As a trained observer I have theorized that those thoughts may be something like “Holy crap, did THAT hurt.” or possibly a false sense of bravado with one saying “Didn’t hurt.” and the other one responding “Did too!” or perhaps something along the lines of “Where am I? Better yet, what am I?” While these boys are standing there trying to figure out if they walked to work or carried their lunch, another pair begin the same ritual. These bouts can last up to 24 hrs. before they finally concede its dumb and they go get breakfast somewhere.

Although this was a unique adventure as there was no expectation that wildlife would be spotted in the narrow confines of the Columbia gorge, the real adventure was not getting sideswiped by every semi that came down the highway.
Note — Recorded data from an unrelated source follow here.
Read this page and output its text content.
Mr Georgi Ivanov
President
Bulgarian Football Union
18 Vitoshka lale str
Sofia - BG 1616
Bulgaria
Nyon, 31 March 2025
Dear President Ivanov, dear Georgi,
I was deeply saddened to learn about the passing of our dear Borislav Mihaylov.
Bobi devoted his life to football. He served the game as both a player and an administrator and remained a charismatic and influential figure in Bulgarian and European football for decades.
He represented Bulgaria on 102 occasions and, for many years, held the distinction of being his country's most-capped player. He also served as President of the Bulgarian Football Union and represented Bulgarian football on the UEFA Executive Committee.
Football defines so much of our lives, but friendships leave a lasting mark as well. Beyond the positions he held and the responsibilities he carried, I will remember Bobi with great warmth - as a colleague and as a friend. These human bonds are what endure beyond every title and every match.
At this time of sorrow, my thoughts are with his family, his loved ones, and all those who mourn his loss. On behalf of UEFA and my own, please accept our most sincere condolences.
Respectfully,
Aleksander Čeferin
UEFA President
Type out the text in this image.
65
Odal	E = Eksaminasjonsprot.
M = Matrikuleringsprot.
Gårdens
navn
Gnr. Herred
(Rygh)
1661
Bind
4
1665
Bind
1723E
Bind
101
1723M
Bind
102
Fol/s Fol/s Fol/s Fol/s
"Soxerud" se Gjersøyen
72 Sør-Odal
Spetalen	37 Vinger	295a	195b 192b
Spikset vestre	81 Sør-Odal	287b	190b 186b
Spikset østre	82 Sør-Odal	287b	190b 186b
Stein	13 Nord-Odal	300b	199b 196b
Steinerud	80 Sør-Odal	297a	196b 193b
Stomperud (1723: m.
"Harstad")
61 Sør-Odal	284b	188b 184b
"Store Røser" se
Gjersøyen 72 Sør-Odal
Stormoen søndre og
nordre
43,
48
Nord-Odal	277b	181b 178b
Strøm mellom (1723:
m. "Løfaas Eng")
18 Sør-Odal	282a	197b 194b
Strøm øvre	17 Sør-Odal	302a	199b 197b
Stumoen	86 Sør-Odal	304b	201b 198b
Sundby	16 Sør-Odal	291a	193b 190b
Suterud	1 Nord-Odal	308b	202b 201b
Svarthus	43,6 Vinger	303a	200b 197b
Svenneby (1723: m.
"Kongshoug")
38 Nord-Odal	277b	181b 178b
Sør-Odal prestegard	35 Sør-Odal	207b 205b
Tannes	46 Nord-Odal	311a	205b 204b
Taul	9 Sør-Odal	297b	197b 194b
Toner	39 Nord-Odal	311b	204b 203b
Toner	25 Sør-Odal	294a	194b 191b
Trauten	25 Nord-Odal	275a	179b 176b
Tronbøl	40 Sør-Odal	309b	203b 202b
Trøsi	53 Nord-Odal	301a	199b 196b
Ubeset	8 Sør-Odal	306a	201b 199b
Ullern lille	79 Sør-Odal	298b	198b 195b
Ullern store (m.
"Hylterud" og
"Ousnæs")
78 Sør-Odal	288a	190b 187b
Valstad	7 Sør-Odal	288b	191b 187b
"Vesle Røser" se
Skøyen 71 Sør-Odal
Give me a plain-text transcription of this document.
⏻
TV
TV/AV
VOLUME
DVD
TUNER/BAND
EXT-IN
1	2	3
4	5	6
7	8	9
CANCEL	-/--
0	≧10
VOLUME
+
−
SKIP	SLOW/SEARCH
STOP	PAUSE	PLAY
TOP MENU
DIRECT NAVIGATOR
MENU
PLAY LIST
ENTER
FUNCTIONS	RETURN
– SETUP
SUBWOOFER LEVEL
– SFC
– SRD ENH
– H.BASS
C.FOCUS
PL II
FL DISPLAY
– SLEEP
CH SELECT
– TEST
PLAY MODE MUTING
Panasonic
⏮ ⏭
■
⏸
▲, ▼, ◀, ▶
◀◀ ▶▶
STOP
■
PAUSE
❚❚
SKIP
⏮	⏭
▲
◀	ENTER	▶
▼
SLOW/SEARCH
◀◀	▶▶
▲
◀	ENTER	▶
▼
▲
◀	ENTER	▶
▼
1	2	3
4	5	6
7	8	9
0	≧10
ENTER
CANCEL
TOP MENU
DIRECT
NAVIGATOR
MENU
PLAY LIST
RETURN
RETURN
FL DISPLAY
The rest was that act of reentering 70 mph traffic from a standing start. For those who have never  driven through the Columbia gorge it is one of the principal entries into the city of Portland and consequently every truck in America is required to go through it, sometimes several times a day. And they, the large, malevolent, evil-smelling ogres of the road, do not like RV’s. Or cars. Or other trucks. They don’t even like their mothers, or Jesus, or Country and Western music, so reentering their domain takes an act of courage that many simply don’t have. But the Bokeh Maru does. She leapt into the fray with never a thought for her soft-bodied passenger inside and fearlessly held up her tail pipe in a obscene gesture in the face of that 90,000lb behemoth bearing down on her and pulled into the traffic lane. We lived.

It was on to bigger and better things as we pointed our broad nose to the west and headed for Portland, the city of narrow roads and high-speed traffic. New adventures awaited us.